Commons : Der Rosenkavalier  - Collection of images, videos and audio files

Individual evidence

  1. (see the correspondence between Strauss and Hofmannsthal)
  2. For guidance , 1927
  3. a b Ernst von Schuch - Richard Strauss: A letter exchange . A publication by the Richard Strauss Society, ed. by Julia Liebscher and Gabriella Hanke Knaus. Henschel Verlag, Berlin 1999. ISBN 978-3-89487-329-5
  4. The Rosenkavalier. In:  Neue Freie Presse , January 27, 1911, p. 10 (online at ANNO ).Template: ANNO / Maintenance / nfp
  5. Bryan Gilliam: Der Rosenkavalier - Ariadne on Naxos - The woman without a shadow . In: Richard Strauss Handbook. Edited by Walter Werbeck. JB Metzler, Stuttgart and Weimar and Bärenreiter, Kassel 2014, ISBN 978-3-476-02344-5 , p. 192.

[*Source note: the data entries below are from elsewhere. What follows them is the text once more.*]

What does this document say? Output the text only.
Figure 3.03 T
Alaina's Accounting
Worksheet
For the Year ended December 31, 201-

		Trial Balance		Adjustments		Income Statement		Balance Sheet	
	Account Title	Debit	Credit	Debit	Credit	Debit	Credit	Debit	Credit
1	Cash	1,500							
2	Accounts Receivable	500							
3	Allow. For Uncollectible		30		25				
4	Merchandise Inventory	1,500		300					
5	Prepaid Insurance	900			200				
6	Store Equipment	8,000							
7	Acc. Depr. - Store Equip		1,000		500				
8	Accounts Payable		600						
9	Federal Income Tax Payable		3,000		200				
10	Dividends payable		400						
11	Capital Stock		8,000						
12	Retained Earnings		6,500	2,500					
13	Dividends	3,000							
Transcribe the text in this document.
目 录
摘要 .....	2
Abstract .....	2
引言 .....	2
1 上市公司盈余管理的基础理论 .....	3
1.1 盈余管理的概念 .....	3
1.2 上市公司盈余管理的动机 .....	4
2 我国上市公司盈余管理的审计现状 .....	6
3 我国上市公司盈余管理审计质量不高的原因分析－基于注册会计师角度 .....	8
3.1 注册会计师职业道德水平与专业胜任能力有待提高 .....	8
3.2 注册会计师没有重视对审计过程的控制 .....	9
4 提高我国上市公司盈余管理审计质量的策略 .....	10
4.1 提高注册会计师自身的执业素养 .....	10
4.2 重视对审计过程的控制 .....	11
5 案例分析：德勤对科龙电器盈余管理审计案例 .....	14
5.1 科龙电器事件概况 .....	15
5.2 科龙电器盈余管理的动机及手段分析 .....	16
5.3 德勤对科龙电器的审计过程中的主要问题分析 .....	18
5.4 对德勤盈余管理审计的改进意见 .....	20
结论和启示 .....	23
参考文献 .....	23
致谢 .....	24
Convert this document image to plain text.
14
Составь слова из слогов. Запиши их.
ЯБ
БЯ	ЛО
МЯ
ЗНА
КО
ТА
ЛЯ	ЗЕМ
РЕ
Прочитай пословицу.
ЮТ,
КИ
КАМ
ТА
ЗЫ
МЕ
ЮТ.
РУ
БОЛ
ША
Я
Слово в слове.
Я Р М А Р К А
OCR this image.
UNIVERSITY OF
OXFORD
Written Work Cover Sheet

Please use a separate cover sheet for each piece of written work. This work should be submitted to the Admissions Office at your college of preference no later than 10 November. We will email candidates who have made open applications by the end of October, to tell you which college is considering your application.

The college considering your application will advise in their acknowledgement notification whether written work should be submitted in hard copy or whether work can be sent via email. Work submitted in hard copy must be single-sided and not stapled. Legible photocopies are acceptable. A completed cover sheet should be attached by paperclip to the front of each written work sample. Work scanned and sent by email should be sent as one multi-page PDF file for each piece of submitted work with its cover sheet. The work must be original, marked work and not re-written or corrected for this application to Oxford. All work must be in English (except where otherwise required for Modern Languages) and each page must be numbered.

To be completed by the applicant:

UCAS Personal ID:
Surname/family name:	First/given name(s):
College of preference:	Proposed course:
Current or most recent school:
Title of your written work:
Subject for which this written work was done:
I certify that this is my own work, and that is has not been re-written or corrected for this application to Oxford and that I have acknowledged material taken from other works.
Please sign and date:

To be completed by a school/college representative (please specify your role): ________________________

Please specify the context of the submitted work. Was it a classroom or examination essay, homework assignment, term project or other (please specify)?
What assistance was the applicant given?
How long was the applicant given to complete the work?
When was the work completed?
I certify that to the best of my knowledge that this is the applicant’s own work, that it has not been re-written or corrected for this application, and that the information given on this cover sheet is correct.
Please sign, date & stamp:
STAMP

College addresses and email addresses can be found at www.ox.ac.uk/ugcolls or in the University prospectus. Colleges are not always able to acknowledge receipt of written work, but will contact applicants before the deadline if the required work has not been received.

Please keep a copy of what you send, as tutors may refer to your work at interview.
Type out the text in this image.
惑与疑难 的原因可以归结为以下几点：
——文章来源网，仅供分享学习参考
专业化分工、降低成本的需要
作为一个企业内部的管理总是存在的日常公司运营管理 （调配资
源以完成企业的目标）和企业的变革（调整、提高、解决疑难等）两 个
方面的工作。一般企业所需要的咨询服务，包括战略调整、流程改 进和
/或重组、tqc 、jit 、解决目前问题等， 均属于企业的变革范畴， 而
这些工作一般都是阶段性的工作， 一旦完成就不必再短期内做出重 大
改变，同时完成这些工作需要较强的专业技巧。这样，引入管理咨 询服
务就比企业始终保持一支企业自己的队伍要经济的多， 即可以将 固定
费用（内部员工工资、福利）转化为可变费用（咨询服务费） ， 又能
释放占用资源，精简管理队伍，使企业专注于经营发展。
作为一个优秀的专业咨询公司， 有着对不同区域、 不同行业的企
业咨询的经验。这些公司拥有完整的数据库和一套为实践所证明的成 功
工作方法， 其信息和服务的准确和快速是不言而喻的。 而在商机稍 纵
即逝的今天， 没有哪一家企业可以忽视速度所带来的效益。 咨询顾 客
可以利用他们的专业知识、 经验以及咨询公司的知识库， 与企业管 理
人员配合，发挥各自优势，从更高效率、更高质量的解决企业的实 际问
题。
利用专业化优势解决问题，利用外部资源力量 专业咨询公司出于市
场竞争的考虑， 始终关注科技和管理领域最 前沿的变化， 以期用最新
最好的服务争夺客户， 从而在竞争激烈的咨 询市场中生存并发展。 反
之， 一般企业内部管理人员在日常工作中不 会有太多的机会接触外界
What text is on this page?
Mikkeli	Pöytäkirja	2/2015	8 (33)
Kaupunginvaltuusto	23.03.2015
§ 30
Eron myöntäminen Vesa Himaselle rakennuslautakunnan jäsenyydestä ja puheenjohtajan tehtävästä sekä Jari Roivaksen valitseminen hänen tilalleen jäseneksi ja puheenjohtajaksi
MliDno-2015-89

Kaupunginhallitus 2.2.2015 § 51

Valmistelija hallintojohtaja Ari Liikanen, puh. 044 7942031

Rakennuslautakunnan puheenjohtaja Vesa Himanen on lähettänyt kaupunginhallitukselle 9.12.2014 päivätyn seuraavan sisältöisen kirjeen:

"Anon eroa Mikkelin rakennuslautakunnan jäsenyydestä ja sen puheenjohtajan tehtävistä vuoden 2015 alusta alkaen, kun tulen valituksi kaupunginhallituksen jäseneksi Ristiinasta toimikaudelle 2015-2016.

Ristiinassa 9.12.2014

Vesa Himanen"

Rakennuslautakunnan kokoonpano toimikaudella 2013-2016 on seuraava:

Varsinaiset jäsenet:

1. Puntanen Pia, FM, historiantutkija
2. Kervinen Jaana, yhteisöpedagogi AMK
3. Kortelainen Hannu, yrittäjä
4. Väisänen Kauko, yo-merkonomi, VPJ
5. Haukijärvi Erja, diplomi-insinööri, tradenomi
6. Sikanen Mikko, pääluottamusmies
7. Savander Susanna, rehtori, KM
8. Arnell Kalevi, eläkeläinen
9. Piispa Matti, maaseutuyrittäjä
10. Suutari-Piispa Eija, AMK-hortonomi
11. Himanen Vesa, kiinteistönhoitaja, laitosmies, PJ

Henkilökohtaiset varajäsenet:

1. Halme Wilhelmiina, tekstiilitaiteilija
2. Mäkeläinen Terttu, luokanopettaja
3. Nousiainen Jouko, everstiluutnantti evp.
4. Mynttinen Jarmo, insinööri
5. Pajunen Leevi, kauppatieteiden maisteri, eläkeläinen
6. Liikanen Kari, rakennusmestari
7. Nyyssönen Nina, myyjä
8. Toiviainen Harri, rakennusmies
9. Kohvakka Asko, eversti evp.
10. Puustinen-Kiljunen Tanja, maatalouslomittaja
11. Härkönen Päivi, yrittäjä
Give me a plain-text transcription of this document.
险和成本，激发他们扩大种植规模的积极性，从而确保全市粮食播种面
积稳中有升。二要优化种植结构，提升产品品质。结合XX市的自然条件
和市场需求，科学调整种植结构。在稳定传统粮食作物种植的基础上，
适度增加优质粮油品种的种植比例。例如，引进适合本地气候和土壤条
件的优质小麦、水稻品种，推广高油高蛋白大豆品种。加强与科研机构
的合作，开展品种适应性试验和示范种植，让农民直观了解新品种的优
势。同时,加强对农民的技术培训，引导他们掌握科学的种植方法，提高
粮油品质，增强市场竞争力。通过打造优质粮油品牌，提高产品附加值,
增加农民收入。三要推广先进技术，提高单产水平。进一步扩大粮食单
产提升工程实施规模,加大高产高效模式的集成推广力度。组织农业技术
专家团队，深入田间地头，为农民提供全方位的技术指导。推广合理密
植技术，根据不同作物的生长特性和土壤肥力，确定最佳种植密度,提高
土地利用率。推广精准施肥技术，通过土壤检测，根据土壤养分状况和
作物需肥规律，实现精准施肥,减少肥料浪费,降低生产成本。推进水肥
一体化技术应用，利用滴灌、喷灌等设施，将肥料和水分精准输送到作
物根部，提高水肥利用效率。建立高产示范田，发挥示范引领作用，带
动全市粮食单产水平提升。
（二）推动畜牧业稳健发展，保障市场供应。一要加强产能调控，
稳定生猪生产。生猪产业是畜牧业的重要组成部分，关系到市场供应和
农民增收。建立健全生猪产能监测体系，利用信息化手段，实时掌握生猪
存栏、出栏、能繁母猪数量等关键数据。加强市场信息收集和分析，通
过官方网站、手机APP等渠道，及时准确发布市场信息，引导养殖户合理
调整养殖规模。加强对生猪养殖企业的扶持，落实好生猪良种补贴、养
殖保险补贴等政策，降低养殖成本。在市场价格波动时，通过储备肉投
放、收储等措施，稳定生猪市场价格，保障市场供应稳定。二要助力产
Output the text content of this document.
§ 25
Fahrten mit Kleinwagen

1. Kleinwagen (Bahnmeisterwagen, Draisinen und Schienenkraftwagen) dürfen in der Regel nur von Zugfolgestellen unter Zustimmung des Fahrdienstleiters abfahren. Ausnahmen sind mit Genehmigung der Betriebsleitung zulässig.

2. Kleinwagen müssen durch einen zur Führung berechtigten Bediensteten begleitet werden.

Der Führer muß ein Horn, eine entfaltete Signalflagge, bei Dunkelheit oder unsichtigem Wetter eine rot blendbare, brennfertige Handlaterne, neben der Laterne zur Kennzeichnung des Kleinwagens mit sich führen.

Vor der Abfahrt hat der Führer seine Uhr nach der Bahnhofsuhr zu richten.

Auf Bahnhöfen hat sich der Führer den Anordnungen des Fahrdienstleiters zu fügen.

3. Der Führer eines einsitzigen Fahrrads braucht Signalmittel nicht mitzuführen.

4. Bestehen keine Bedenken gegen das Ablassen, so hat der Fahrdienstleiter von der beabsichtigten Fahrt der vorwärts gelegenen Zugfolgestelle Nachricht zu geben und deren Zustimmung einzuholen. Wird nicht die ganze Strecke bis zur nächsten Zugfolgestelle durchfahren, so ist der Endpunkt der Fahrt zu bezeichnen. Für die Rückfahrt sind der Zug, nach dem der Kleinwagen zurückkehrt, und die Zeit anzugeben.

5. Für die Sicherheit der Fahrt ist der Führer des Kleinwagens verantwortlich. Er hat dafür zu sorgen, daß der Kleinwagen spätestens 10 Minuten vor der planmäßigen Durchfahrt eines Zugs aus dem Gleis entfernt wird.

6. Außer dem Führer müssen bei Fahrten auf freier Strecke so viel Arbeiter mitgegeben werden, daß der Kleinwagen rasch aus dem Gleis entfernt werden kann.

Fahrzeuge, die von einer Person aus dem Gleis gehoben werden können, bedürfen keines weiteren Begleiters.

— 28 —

  6. quoted from: Laurenz Lütteken: Richard Strauss. Modern music . Philipp Reclam jun. GmbH & Co.Kg 2014, ISBN 978-3-15-010973-1 , p. 154
  7. Bryan Gilliam: Der Rosenkavalier - Ariadne on Naxos - The woman without a shadow . In: Richard Strauss Handbook. Edited by Walter Werbeck. JB Metzler, Stuttgart and Weimar and Bärenreiter, Kassel 2014, ISBN 978-3-476-02344-5 , p. 193.
  8. Theater and Art News. In:  Neue Freie Presse , January 31, 1910, p. 9 (online at ANNO ).Template: ANNO / Maintenance / nfp
  9. Artur Prince : In Opernzug. In: Berliner Tagblatt, March 6, 1911, accessed on June 3, 2019.